L'indemnisation
L'indemnisation d'une période de chômage partiel se compose d'une partie payée par l'employeur et de l'Allocation Spécifique de Chômage Partiel (ASCP) de la part de l'État. Le total de l'indemnité versée correspond à 50 % du salaire horaire habituel, avec un montant minimum de 4,42 € par heure. La part de l'ASCP est fixée à 2,44 € par heure pour les entreprises employant jusqu'à 250 salariés et à 2,13 € horaire pour les entreprises de plus de 250 salariés depuis le 1er janvier 2001, le reste de l'allocation étant à la charge de l'employeur. Dans certains cas, si le versement de cette part par l'employeur constitue une menace importante sur l'emploi, l'État peut augmenter sa part dans l'indemnisation du chômage partiel.
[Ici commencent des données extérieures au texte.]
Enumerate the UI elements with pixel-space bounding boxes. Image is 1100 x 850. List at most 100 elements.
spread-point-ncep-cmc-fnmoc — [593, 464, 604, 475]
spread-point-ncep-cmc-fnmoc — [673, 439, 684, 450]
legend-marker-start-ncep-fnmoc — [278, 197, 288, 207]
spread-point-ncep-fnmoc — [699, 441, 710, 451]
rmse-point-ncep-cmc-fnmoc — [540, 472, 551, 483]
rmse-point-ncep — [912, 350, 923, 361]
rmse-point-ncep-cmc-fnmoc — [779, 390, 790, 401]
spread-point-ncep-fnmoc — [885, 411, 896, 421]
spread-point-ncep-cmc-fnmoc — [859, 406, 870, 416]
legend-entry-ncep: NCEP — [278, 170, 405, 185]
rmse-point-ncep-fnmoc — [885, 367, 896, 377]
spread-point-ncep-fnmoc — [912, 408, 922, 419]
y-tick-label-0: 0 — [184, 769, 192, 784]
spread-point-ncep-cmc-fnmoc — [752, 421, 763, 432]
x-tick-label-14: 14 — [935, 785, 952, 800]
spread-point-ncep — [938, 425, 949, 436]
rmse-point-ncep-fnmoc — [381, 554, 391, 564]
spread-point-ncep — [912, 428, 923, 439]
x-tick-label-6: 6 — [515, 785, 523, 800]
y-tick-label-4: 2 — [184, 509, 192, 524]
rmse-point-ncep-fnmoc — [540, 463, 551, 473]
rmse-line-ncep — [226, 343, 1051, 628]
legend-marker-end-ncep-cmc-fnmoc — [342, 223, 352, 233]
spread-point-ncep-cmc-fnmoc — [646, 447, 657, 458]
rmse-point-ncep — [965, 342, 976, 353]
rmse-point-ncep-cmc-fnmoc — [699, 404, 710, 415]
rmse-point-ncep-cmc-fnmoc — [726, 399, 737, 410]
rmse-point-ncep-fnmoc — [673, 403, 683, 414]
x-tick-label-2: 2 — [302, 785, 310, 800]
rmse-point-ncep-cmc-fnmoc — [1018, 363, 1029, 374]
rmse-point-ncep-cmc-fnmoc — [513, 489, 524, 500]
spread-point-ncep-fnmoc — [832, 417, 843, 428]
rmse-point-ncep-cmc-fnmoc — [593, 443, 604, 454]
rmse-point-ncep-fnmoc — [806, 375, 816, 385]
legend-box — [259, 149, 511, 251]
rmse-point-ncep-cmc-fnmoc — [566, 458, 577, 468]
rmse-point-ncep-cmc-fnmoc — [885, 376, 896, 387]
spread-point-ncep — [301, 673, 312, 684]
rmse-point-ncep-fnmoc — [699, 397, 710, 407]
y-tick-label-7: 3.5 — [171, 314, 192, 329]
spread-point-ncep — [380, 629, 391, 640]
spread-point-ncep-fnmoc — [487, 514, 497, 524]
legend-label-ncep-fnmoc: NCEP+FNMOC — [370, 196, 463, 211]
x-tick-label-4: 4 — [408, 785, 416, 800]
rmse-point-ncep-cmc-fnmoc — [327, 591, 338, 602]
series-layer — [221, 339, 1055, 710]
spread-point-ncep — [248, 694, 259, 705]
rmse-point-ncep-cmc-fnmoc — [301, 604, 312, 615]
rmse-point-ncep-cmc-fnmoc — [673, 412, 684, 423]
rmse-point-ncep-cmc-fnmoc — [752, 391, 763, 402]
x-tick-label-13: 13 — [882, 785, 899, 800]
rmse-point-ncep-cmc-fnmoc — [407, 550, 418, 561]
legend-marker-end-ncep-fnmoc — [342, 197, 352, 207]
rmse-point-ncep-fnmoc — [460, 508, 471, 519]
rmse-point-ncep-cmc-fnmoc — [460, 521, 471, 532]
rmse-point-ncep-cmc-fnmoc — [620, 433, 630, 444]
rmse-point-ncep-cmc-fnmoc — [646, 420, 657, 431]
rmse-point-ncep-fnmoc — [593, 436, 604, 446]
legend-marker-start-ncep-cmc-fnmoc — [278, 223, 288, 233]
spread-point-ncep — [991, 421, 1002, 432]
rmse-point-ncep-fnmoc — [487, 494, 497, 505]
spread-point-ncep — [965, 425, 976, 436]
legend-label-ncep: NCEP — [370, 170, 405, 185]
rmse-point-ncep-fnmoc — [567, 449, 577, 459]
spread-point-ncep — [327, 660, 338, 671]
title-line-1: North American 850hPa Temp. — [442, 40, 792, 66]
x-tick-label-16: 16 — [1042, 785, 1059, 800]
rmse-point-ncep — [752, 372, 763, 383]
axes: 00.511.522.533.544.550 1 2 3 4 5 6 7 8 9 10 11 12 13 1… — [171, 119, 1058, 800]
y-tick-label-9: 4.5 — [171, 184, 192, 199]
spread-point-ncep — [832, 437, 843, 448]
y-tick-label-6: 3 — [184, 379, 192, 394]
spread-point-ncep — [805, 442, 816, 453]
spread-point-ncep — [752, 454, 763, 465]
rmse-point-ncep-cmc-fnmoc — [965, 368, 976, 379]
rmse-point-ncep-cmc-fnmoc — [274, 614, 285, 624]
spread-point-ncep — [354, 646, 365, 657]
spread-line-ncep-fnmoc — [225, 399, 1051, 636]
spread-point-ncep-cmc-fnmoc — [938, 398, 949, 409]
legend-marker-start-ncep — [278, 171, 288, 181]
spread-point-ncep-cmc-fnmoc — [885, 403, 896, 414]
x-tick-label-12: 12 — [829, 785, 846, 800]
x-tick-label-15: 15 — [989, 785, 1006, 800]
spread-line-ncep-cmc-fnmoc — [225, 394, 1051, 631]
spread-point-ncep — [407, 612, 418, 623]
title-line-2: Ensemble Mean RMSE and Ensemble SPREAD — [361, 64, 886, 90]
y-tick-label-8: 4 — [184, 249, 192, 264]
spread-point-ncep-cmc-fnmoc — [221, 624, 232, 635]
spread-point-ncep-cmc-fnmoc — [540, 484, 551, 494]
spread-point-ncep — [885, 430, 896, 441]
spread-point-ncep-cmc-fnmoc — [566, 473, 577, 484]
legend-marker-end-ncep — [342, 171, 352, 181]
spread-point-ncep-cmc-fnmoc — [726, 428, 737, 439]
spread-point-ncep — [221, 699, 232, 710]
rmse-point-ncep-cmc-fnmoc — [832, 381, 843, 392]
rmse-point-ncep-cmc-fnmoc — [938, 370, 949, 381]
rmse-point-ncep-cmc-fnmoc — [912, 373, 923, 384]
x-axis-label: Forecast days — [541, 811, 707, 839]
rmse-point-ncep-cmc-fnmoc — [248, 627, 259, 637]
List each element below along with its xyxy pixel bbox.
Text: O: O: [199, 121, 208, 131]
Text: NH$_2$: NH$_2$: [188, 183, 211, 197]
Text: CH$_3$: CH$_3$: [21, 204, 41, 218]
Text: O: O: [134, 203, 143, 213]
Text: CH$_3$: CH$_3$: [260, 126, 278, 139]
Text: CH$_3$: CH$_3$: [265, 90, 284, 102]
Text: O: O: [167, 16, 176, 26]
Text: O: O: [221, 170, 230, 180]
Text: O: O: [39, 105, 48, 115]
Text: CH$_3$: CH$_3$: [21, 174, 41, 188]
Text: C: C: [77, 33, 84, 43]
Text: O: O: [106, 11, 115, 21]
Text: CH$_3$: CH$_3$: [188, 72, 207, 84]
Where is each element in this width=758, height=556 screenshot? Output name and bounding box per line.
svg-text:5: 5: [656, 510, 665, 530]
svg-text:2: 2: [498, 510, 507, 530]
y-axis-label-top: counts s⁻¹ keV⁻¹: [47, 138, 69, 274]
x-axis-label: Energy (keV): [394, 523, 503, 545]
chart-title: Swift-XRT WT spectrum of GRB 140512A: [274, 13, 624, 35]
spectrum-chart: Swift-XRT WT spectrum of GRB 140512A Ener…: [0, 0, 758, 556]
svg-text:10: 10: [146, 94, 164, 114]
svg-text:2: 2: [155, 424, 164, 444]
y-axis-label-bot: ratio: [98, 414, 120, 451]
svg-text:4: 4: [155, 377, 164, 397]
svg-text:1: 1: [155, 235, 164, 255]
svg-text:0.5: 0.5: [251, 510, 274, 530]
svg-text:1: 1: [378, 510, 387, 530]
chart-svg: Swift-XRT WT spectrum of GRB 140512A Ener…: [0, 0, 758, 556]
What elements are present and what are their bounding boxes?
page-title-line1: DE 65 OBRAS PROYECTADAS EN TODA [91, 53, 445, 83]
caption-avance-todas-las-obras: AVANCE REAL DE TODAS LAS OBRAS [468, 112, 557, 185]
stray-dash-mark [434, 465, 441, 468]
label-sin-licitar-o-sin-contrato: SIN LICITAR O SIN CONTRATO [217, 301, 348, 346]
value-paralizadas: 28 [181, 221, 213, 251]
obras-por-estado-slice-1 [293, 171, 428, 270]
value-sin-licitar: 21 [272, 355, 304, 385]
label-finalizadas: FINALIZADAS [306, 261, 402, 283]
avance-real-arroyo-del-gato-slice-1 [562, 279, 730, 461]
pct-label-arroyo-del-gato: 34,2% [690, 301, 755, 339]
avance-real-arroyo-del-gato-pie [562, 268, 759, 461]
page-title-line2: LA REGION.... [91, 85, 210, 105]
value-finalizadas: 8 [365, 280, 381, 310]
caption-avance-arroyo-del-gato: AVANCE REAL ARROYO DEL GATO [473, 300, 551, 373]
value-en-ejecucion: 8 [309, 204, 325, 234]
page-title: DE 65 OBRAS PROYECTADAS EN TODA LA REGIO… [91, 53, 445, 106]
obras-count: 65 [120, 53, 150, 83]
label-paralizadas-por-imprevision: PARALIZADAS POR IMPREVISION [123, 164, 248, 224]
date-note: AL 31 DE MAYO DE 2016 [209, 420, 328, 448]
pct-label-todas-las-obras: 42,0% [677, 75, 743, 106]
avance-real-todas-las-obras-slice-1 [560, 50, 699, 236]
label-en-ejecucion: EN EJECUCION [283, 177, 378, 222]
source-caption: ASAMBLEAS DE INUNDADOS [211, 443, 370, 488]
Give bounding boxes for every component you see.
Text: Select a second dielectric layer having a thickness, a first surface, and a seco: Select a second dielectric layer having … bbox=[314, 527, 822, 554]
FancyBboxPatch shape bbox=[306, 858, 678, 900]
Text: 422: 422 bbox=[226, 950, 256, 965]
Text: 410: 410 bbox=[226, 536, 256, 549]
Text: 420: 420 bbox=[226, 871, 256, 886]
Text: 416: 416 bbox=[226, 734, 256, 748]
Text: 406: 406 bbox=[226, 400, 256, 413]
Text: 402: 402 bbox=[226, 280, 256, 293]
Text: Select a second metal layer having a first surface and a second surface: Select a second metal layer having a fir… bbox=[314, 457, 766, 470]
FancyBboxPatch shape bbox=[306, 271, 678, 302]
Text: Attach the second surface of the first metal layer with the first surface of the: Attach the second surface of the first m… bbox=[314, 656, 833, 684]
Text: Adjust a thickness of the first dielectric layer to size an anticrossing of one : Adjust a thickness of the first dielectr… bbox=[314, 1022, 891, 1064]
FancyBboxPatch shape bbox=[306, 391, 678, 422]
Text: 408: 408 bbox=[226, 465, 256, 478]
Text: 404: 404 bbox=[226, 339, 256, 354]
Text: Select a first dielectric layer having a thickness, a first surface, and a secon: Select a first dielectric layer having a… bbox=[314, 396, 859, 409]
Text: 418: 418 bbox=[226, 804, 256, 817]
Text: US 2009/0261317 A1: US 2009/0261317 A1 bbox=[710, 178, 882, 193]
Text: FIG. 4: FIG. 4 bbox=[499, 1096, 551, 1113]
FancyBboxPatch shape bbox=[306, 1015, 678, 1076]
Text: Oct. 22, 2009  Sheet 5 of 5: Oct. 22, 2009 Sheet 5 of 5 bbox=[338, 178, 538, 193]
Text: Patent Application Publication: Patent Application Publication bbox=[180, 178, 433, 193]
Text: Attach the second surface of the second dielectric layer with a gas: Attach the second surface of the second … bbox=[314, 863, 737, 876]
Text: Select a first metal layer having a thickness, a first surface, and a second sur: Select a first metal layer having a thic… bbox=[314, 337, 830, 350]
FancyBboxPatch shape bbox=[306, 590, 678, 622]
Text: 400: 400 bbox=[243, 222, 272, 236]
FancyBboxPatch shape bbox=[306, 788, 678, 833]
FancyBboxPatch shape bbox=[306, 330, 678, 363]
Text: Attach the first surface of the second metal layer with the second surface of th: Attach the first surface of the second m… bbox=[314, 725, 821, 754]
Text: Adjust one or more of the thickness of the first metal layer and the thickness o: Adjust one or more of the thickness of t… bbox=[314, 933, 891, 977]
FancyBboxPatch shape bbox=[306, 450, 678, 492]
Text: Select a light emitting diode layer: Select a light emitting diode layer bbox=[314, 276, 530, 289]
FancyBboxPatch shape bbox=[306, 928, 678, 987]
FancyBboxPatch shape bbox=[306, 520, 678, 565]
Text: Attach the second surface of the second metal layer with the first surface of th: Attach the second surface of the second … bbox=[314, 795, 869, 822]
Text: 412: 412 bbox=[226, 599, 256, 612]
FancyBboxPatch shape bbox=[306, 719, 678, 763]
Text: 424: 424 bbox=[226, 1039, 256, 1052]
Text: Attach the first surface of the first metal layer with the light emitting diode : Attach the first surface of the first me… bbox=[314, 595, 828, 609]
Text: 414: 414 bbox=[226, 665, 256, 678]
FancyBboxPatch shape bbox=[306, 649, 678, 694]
Dans tous les cas, le salarié reçoit l'intégralité de son indemnité de la part de l'employeur qui se fait ensuite rembourser de l'ASCP auprès de l'Assedic.
Le montant de l'indemnité de chômage partiel à verser est obtenu en faisant la différence entre le nombre d'heures normalement travaillées et le travail effectif réalisé, le salarié recevant naturellement son salaire normal pour les heures travaillées. Les indemnités versées au titre de la compensation du chômage partiel ne sont pas soumises aux cotisations patronales. Elles sont toutefois soumises à la Contribution Sociale Généralisée (CSG) et à la Contribution au Remboursement de la Dette Sociale (CRDS), prélevées sur l'allocation touchée par le salarié.
Les indemnités sont versées dans la limite d'un total cumulé de 600 heures par année civile (100 heures en cas de modernisation ou restructuration des bâtiments), ou à 28 jours consécutifs dans le cas de chômage partiel total. Une prolongation peut toutefois être accordée dans le cas d'un sinistre si la date de reprise d'activité est définie précisément. Au-delà, les salariés sont alors considérés comme demandeurs d'emploi et admis directement auprès de l'Assedic. Ils peuvent même être admis directement si l'entreprise a déjà épuisé les 600 heures de chômage partiel. Les salariés sont alors indemnisés selon le régime de l'ARE pendant 182 jours ou 122 jours si la durée d'affiliation est inférieure à quatre mois.